Он шагнула в спустившийся лифт и вопросительно посмотрела на Дудина. Он двинулся следом и встал почти вплотную к ней.
– Да, – кивнул Игорь Васильевич, нажимая кнопку с цифрой "шесть". – Вы случайно не знаете, где он может быть?
– На работе, наверное, – равнодушно пожала плечами Галина, – где же еще? Я только что с дачи, так что ничего определенного сообщить вам не могу.
Удовлетворенно хмыкнув – его догадка оказалась правильной – Игорь Васильевич все же попытался выяснить кое-что еще.
– Сергей Петрович не был с вами на даче?
– Нет, – зычно хохотнула Галина, – у него свои способы снять стресс: рыбалка, карты, водка…
– Понятно, – кивнул Дудин, – а когда он обычно возвращается домой после работы?
– Если не загуляет где-то с друзьями, – ответила Галина, – то около семи вечера.
– И часто у него бывают загулы?
– Не часто, – покачала она головой, – но периодически. А почему бы вам не поискать его на работе? – спросила она, когда лифт остановился на шестом этаже.
– Я звонил, – ответил Игорь Васильевич, – Сергей Петрович сегодня там не появлялся.
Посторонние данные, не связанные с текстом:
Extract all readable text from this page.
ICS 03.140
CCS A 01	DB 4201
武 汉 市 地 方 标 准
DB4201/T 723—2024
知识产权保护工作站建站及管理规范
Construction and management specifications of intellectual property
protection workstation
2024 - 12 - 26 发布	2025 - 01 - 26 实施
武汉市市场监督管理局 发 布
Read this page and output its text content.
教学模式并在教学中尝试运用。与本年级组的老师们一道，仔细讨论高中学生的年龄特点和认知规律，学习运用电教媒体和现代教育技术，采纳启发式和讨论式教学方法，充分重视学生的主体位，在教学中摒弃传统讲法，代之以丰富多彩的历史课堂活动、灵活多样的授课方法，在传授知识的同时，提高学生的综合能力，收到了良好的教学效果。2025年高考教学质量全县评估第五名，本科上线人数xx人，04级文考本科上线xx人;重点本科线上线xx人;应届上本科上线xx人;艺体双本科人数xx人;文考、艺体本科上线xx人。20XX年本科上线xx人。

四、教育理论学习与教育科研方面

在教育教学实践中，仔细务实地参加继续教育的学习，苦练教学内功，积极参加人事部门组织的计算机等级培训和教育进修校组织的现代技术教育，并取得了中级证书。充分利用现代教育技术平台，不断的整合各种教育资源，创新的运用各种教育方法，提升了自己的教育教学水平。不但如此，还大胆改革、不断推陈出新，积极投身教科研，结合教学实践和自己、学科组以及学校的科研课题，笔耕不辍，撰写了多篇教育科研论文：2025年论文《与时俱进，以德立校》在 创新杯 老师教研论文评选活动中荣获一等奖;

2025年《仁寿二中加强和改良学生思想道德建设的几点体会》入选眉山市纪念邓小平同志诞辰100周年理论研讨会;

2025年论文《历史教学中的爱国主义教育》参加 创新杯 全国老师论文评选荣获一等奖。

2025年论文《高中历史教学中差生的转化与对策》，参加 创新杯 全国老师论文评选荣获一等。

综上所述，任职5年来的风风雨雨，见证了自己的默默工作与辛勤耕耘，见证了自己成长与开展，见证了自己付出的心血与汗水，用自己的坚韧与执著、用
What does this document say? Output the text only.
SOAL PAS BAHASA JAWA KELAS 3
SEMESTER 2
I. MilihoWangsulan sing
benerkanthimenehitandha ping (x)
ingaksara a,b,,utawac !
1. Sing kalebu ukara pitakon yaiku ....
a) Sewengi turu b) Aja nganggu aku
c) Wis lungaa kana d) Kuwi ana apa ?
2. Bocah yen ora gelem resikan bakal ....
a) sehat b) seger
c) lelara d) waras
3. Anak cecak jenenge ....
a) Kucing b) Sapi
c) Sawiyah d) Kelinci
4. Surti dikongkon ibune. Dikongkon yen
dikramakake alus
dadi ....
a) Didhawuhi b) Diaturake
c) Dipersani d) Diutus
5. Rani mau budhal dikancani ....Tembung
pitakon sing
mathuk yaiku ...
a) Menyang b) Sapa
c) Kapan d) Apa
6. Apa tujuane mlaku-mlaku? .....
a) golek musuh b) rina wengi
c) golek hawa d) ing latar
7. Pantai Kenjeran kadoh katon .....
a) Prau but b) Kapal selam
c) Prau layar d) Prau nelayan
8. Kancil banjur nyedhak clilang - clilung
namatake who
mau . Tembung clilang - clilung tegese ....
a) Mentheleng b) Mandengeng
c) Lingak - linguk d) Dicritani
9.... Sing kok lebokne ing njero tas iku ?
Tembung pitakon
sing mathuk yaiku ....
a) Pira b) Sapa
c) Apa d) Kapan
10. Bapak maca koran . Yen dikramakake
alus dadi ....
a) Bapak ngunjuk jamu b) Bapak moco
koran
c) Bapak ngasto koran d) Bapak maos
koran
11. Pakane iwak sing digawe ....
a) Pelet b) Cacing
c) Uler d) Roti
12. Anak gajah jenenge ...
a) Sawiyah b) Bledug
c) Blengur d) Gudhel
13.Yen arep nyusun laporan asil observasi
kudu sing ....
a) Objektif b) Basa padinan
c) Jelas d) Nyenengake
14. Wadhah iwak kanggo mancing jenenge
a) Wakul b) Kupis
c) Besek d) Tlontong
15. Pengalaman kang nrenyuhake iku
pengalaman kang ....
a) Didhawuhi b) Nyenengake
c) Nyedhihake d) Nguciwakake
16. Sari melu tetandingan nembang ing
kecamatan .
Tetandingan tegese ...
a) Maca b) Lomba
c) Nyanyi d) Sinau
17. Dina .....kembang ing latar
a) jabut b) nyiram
– Вот как? – Галина бросила в сумку очки, которые держала в руках с тех пор как вошла в подъезд и загремела ключами, отпирая входную дверь. – Где же он может быть?
– Это я и хотел узнать у вас, – Игорь Васильевич упорно стоял рядом.
– Понятия не имею, – пожала она плечами, входя в прихожую.
– У вашего мужа есть друзья?
– Полно, – с пренебрежением ответила Галина, – но где они живут, я не знаю, если вы это имеете в виду. Я за Сергеем не бегаю, как некоторые, – с вызовом добавила она.
– А если с ним что-то случилось? – не унимался Дудин.
– Надеюсь, что нет, – Галина собиралась захлопнуть дверь перед носом Игоря Васильевича, но он придержал ее рукой и сунул в щель картонный прямоугольничек с номером своего сотового.
– Позвоните мне, пожалуйста, когда Сергей появится. Это очень срочно.
– Позвоню, – пообещала Галина.
– Вот черт, – пробормотал Дудин, оставшись на лестничной площадке один.
Он постоял немного, задумчиво почесывая кончик носа, а потом спустился на первый этаж.
– Ну что? – поинтересовался Макс, как только шеф забрался в салон "девятки".
– Эта дура, как я и предполагал, оттягивалась на даче. Дай-ка закурить, – Игорь Васильевич протянул руку за сигаретой. – Где ее муженек, не знает, – добавил он, глубоко затянувшись, – но я так думаю, что никуда он не денется.
– Значит, будем куковать дальше?
– Не куковать, а работать, – раздраженно поправил его Дудин, – нам за это деньги платят.
– Работать, так работать, – не стал спорить Макс, – только пожрать бы надо чего-нибудь. Может, я сгоняю?
– Давай, только быстро, – разрешил Игорь Васильевич, – и не покупай мне больше этих хот-догов, у меня от них изжога!